New Delhi, Jan. 9: Stung by a sharp decline in December business, car makers are now projecting flat sales for the current fiscal and urged the government for immediate steps to revive their fortunes.
The Society of Indian Automobile Manufacturers (Siam) today lowered its growth forecast for car sales to 0-1 per cent for this fiscal from 10-12 per cent earlier.
“Based on the third-quarter show, Siam is revising the projections. There are significant changes in expectations based on performance of all segments till date,” Siam president S. Sandilya said.
Siam deputy director-general Sugato Sen said continuous changes in the overall economic scenario as well as the domestic and international markets impacted growth.
“Initially, we thought that the market will perform well so we projected a growth of 9-11 per cent, but it was not the case. Every time a new issue crops up. So, accordingly we have to revise the projections,” he said.

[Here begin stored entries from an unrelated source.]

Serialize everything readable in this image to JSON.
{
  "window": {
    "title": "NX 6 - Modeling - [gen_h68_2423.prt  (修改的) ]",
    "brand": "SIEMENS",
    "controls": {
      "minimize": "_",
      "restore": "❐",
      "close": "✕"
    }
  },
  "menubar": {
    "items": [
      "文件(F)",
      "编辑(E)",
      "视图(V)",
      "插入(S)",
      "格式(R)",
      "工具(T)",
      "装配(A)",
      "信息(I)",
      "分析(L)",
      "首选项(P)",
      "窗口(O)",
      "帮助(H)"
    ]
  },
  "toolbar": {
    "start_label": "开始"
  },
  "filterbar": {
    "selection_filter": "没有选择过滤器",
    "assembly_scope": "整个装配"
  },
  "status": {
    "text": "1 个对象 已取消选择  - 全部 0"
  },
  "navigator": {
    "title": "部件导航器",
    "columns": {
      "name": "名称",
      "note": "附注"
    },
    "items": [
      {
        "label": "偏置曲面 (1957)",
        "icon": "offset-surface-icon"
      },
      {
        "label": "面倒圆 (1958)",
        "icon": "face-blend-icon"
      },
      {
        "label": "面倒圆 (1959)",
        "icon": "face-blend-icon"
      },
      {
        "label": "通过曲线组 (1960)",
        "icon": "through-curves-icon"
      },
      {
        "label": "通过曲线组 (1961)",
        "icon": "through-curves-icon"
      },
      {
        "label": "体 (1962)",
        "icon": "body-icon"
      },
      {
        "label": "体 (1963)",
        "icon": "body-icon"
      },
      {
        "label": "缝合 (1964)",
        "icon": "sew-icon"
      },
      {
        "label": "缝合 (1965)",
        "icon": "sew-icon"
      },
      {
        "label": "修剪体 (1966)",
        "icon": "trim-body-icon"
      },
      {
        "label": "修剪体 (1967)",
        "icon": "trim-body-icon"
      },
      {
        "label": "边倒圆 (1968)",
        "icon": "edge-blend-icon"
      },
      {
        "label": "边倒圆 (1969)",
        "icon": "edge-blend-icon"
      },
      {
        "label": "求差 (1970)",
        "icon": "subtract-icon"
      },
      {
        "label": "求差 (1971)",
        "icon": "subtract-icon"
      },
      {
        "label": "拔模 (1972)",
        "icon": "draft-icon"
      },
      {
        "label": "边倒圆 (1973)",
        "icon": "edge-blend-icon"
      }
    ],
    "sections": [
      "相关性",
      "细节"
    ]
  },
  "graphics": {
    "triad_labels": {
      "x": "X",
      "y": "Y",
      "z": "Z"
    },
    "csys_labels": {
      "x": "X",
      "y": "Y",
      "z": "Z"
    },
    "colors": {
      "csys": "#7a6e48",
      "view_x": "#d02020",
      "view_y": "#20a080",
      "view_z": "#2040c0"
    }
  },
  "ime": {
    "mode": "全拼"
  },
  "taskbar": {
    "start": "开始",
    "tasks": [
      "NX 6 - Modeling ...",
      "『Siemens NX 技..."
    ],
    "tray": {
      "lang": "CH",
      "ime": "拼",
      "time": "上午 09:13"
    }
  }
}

Car sales fell 12.5 per cent in December to 1,41,083 units from 1,61,247 units in the year-ago period because of a slowdown in GDP growth, rising fuel prices and costly credit. It is the sharpest drop since August when sales had declined 18.5 per cent.
“Sentiments have not improved. Interest rates are still high. Even fuel prices remain on the higher side and the economy is down,” Sandilya said.
The industry association has demanded a reduction in excise duty and the continuation of benefits under the Automotive Mission Plan till 2026 to revive growth.
“Going by the current trends, we do not think the industry will be able to recover in the fourth quarter unless the government provides support,” he said.
Sandilya said there was a need for the reduction of excise duty on automobiles, particularly on commercial vehicles. The excise duty was increased in last year’s Union budget.
The Automotive Mission Plan 2006-16 envisages India as a global hub for designing and manufacturing with output reaching $145 billion and accounting for more than 10 per cent of the gross domestic product (GDP).
According to the plan, the industry will require an additional investment of $35-40 billion to meet the target.
The bulk of investments is expected to come from expansion by existing players and the entry of new global brands who plan to make India their manufacturing base.
Car sales had been growing every year since 2003-04. After a 30 per cent growth in 2010-11, a slew of global firms, including Ford, General Motors and Nissan, invested billions of dollars to expand local operations.
However, a series of interest rate rises by the Reserve Bank of India combined with a slowdown in GDP growth saw sales growth falling to 2.2 per cent last year.